Joan Greco brings an attorney's understanding of nuance - garnered from work at the United States Supreme Court - and a playwright's sense of drama to the hypothetical scenarios that are the backbone of a Socratic Dialogue. There at the inception of the format, Greco was an editor of the Harvard Law Review and a research assistant to Professor Arthur Miller when he asked her if she'd like to work on a series of television shows on the Constitution. The daughter of a postal worker, surviving on scholarships and student loans, she was eager for the work. The programs turned out to be the 13-part seminal Fred Friendly series, THE CONSTITUTION: That Delicate Balance. Greco worked on the first program in the series, The Sovereign Self, which won an Emmy. She was hooked.

After graduating from Harvard Law School, Greco clerked for Judge Ruth Bader Ginsburg on the U.S. Court of Appeals and for Justice Sandra Day O'Connor on the United States Supreme Court, which she describes as "the two best jobs in the law one could imagine." After a few years at a law firm, however, Greco found that the impact she could have on the American conversation through Socratic Dialogues was a potent lure.

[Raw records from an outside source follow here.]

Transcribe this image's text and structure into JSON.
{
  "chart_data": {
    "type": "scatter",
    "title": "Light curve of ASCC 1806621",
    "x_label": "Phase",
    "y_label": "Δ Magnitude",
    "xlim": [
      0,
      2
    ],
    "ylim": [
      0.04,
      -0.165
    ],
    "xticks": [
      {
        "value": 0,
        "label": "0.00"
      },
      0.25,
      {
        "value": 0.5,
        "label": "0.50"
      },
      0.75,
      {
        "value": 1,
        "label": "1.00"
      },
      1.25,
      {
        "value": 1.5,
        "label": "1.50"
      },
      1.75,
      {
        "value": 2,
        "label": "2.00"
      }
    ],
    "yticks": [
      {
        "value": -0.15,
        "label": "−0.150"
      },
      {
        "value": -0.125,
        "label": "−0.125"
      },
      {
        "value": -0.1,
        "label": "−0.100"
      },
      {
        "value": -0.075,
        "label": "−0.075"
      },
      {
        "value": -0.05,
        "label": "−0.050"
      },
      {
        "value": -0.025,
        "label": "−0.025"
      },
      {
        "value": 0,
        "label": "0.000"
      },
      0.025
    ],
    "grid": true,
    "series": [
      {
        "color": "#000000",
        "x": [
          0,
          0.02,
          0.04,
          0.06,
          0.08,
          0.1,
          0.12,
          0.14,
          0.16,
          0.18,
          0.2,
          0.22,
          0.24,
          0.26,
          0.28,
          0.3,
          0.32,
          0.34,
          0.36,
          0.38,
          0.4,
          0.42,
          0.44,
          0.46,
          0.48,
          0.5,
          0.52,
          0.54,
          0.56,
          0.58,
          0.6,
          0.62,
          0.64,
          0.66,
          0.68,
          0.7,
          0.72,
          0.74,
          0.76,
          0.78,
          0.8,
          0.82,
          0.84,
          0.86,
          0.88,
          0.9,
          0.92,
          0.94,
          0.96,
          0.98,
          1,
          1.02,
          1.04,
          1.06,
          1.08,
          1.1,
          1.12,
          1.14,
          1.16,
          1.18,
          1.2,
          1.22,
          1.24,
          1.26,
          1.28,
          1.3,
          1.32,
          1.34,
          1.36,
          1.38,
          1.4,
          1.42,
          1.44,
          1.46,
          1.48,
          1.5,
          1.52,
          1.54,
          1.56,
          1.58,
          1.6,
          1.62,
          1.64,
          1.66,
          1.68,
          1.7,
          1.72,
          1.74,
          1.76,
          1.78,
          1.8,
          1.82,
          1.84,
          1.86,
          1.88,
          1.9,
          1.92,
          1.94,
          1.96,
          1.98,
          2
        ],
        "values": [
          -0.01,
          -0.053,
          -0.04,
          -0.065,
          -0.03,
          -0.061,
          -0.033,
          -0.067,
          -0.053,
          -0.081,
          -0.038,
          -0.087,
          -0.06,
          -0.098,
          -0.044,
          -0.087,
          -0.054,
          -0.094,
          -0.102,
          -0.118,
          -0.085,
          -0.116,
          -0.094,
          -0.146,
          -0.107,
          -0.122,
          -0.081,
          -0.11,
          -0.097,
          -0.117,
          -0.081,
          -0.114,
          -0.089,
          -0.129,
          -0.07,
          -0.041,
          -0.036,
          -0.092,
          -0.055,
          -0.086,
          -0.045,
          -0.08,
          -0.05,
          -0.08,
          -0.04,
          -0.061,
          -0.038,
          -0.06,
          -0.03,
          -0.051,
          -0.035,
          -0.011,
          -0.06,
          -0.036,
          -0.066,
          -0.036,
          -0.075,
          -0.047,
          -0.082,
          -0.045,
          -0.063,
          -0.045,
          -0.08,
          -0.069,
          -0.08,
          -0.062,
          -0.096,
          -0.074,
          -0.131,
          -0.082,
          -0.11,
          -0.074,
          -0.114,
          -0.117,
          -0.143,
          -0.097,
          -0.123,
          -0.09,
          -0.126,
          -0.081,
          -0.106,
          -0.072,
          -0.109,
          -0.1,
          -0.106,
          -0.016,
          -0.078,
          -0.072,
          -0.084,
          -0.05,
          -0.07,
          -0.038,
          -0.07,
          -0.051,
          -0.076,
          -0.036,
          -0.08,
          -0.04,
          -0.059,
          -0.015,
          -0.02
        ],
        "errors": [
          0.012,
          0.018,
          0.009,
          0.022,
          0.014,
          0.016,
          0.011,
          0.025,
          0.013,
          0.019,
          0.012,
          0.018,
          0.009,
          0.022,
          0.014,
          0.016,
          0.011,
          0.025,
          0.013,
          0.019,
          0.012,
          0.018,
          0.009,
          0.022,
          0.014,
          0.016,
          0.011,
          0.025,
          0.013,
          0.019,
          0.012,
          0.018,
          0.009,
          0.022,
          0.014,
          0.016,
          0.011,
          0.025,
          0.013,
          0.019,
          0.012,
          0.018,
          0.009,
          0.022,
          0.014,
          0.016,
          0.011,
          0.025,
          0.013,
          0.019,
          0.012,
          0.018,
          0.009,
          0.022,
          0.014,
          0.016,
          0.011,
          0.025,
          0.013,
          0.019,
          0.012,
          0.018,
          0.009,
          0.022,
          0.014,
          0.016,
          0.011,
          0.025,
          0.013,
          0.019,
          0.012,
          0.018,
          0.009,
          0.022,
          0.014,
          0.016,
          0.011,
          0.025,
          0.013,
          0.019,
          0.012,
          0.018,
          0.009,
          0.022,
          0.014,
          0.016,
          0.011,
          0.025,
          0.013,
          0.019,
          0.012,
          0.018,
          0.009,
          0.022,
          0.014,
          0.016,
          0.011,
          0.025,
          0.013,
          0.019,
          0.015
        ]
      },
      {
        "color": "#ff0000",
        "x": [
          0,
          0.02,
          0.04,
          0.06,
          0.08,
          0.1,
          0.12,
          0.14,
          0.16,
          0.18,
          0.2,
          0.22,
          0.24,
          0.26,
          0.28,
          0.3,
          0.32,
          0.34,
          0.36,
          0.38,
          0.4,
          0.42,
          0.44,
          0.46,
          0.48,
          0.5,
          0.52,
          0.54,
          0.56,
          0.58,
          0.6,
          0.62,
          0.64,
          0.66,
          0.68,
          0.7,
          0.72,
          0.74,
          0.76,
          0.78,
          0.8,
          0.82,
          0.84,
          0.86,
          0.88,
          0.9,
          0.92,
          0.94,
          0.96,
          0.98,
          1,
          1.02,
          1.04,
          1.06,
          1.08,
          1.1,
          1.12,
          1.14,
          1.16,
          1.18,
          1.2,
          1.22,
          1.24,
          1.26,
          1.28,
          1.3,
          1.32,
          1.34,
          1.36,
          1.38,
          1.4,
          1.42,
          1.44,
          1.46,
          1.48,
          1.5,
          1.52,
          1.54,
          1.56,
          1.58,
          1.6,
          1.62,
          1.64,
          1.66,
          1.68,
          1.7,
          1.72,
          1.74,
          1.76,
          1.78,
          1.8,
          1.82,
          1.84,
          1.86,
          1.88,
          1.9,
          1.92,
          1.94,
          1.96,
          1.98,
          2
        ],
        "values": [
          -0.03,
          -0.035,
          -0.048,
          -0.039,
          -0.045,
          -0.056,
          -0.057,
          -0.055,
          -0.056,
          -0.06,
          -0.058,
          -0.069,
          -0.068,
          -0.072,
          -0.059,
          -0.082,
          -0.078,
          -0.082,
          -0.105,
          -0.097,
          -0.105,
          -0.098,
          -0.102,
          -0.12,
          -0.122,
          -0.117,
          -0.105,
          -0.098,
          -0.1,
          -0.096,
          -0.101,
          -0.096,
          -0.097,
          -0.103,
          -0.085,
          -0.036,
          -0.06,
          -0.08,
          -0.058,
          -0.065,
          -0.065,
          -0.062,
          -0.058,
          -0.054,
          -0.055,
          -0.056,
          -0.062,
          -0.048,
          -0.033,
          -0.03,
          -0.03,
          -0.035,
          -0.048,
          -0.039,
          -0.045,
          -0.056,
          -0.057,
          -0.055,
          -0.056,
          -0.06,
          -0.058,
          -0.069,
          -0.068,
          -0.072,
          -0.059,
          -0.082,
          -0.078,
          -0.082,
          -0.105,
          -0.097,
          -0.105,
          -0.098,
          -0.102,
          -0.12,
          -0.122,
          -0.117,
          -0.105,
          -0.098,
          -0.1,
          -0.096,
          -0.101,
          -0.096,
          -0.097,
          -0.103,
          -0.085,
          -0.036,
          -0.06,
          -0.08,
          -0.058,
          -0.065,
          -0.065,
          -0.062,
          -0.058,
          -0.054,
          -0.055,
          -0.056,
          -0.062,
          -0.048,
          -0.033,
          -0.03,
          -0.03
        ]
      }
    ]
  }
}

She brought her subtle intellect back to the Fred Friendly Seminars where she was a mainstay of the production team, contributing as the writer or writer/producer to over 35 of the PBS programs, as well as to many dozens of dialogue programs for clients. Now she brings over twenty years of experience in the Socratic Dialogue format to Dialogue Media Group.

"A Socratic Dialogue is a fantastic combination of journalism, drama and logic," says Greco. "To shape hypothetical scenarios that work, one must understand the truth of a situation at the minute-to-minute, concrete level. To make decisions in the story compelling, we have to find that point where a choice turns on one's values, the point where you cannot use other factors to wriggle out of the situation, and must take a stand. When it works, it's riveting and revealing like nothing else."